Thanks for trying this out.

>>>
>>>
>>>>>> [...]
>>>>>>
>>>>>>> @@ -458,6 +487,8 @@ static bool build_perf_domains(const struct
>>>>>>> cpumask *cpu_map)
>>>>>>>        return !!pd;
>>>>>>>
>>>>>>>    free:
>>>>>>> +    if (sched_debug())
>>>>>>> +        pr_warn("rd %*pbl: Disabling EAS",
>>>>>>> cpumask_pr_args(cpu_map));
>>>>>>
>>>>>> Shouldn't this be used in condition `if
>>>>>> (!sysctl_sched_energy_aware)`?
>>>>>> Otherwise we have 2 warnings when the other conditions which leads to
>>>>>> `goto free` aren't met.
>>>>> Since sched_energy_set has the info messages about start and stop
>>>>> of EAS, maybe
>>>>> this debug is not needed. Will remove it. Doing it only `if
>>>>> (!sysctl_sched_energy_aware)`
>>>>
>>>> OK.
>>>>
>>>>> also doesn't seem correct, as calling free in this function would
>>>>> free the perf_domains.
>>>>
>>>> But !sched_is_eas_possible() also does `goto free` and in there we we
>>>> emit pr_info's indicating why EAS isn't possible right now.
>>>>
>>>> When issuing a:
>>>>
>>>> # echo 0 > /proc/sys/kernel/sched_energy_aware
>>>>
>>>> we would see in the logs:
>>>>
>>>> ...
>>>> [  416.325324] rd 0-5: sysctl_sched_energy_aware is N   <-- (*)

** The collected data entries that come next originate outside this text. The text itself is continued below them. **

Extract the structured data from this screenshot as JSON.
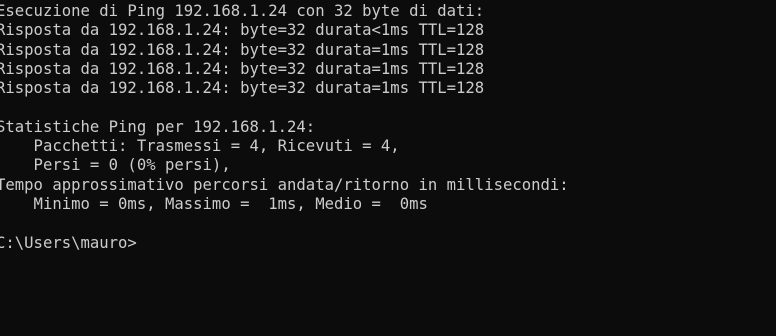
{
  "console": {
    "lines": [
      "Esecuzione di Ping 192.168.1.24 con 32 byte di dati:",
      "Risposta da 192.168.1.24: byte=32 durata<1ms TTL=128",
      "Risposta da 192.168.1.24: byte=32 durata=1ms TTL=128",
      "Risposta da 192.168.1.24: byte=32 durata=1ms TTL=128",
      "Risposta da 192.168.1.24: byte=32 durata=1ms TTL=128",
      "",
      "Statistiche Ping per 192.168.1.24:",
      "    Pacchetti: Trasmessi = 4, Ricevuti = 4,",
      "    Persi = 0 (0% persi),",
      "Tempo approssimativo percorsi andata/ritorno in millisecondi:",
      "    Minimo = 0ms, Massimo =  1ms, Medio =  0ms",
      "",
      "C:\\Users\\mauro>"
    ],
    "background": "#0c0c0c",
    "foreground": "#cccccc"
  }
}
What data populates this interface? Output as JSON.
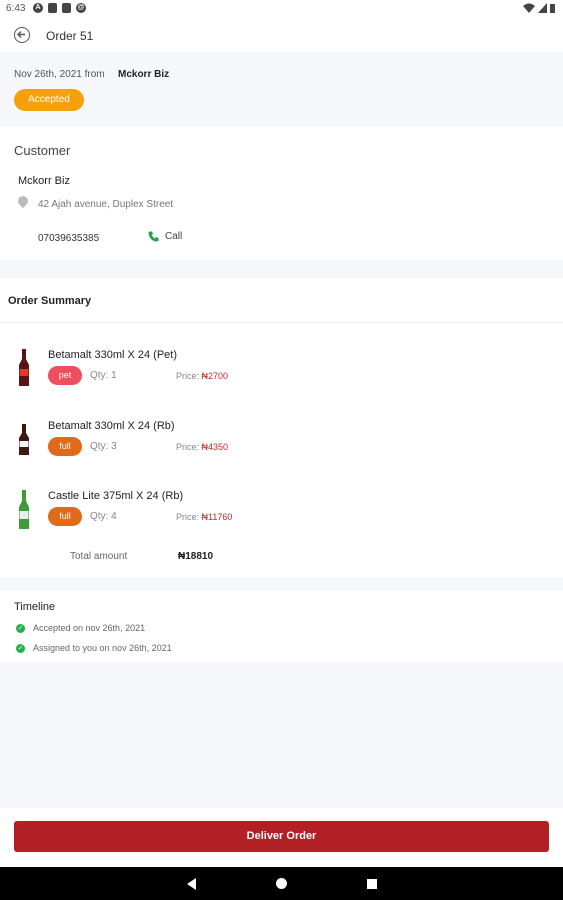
{
  "status_bar": {
    "time": "6:43"
  },
  "app_bar": {
    "title": "Order 51"
  },
  "order": {
    "date": "Nov 26th, 2021 from",
    "from": "Mckorr Biz",
    "status": "Accepted",
    "status_color": "#f6a10c"
  },
  "customer": {
    "heading": "Customer",
    "name": "Mckorr Biz",
    "address": "42 Ajah avenue, Duplex Street",
    "phone": "07039635385",
    "call_label": "Call"
  },
  "summary": {
    "heading": "Order Summary",
    "items": [
      {
        "name": "Betamalt 330ml X 24 (Pet)",
        "type": "pet",
        "type_color": "#f04e5e",
        "qty": "Qty: 1",
        "price_label": "Price:",
        "price": "₦2700",
        "bottle_color": "#5a1414"
      },
      {
        "name": "Betamalt 330ml X 24 (Rb)",
        "type": "full",
        "type_color": "#e0691a",
        "qty": "Qty: 3",
        "price_label": "Price:",
        "price": "₦4350",
        "bottle_color": "#3b1a12"
      },
      {
        "name": "Castle Lite 375ml X 24 (Rb)",
        "type": "full",
        "type_color": "#e0691a",
        "qty": "Qty: 4",
        "price_label": "Price:",
        "price": "₦11760",
        "bottle_color": "#3f9a3a"
      }
    ],
    "total_label": "Total amount",
    "total_value": "₦18810"
  },
  "timeline": {
    "heading": "Timeline",
    "events": [
      "Accepted on nov 26th, 2021",
      "Assigned to you on nov 26th, 2021"
    ]
  },
  "actions": {
    "deliver_label": "Deliver Order",
    "deliver_color": "#b21f24"
  }
}
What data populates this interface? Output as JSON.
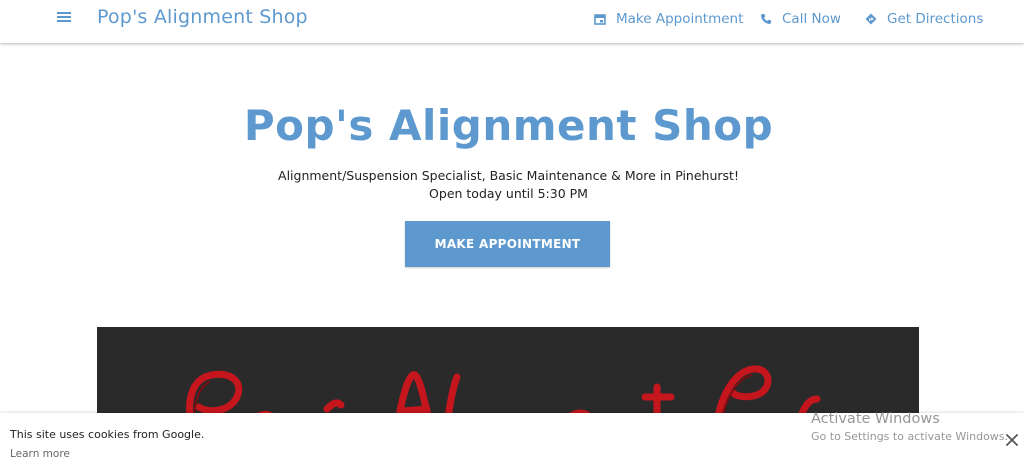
{
  "header": {
    "menu_icon": "hamburger-menu-icon",
    "site_name": "Pop's Alignment Shop",
    "nav": [
      {
        "label": "Make Appointment",
        "icon": "calendar-icon"
      },
      {
        "label": "Call Now",
        "icon": "phone-icon"
      },
      {
        "label": "Get Directions",
        "icon": "directions-icon"
      }
    ]
  },
  "hero": {
    "title": "Pop's Alignment Shop",
    "subtitle": "Alignment/Suspension Specialist, Basic Maintenance & More in Pinehurst!",
    "hours": "Open today until 5:30 PM",
    "cta_label": "MAKE APPOINTMENT"
  },
  "banner": {
    "background": "#2a2a2a",
    "script_color": "#c4161c"
  },
  "cookie_bar": {
    "text": "This site uses cookies from Google.",
    "learn_more": "Learn more",
    "close_icon": "close-icon"
  },
  "watermark": {
    "title": "Activate Windows",
    "subtitle": "Go to Settings to activate Windows."
  },
  "colors": {
    "accent": "#5d99cf",
    "text": "#222222"
  }
}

>>>> [  416.337844] sched_energy_set: stopping EAS
>>>> ...
>>>>
>>>> but maybe (*) is not necessary ...
>>
>> I m not sure I understand 100% the point, but it seems to me that when
>> changing sysctl_sched_energy_aware's value, either:
>> - EAS is not possible, and sched_is_eas_possible() will output the
>> reason why
>>     (i.e. "Checking EAS, [...]")
>> - EAS was deactivated by the user, and it is possible to check the
>> value of
>>     sysctl_sched_energy_aware. So there would be no need to have an
>> additional
>>     message "Checking EAS, sysclt sched_energy_aware set to N"
>>
>> When build_perf_domains() is called while rebuilding the sched
>> domains, it is also
>> possible to check sched_energy_aware's value and understand why EAS is
>> not enabled.
>>
>>>
>>> ok. I think we can add similar info message in
>>> if(!sysctl_sched_energy_aware) like below?
>>> Would that be enough?
>>>
>>>           if (!sysctl_sched_energy_aware) {
>>>                   if (sched_debug()) {
>>>                           pr_info("rd %*pbl: Checking EAS, sysclt
>>> sched_energy_aware set to N\n",
>>>                                   cpumask_pr_args(cpu_map));
>>>                   }
>>
>> (No need for brackets here, just in case)
>>
>>>                   goto free;
>>>           }
>>>
>>> and remove the below one.
>>>           if (sched_debug())
>>>                   pr_warn("rd %*pbl: Disabling EAS",
>>> cpumask_pr_args(cpu_map));
>>>
>>>
>>> So there will be these "Checking EAS" and if possible, "starting EAS"
>>> or "stopping EAS" message.
>>
>>
>> I will rebase the patch removing the EM complexity and check it/resend
>> it,
>> like this the 2 patches could go together:
>> https://lore.kernel.org/lkml/20221121094336.3250917-1-pierre.gondois@xxxxxxx/
>
> The patch actually seems to apply cleanly on v6.6-rc3, and the
> complexity of
> find_energy_efficient_cpu() seems to be the same as what it was when the
> patch
> was sent, so I believe you can:
> - Rebase your patch on top of it
> - Provide a pointer to it in the changelog to mention the dependency
> - Remove this bit in the commit message of your patch:
> "It takes most of the cases into account except one where EM complexity is
> too high as the code was bit tricky to separate that."
>
> Regards,
> Pierre

Ok. I should be able to do this and send out v5 soon.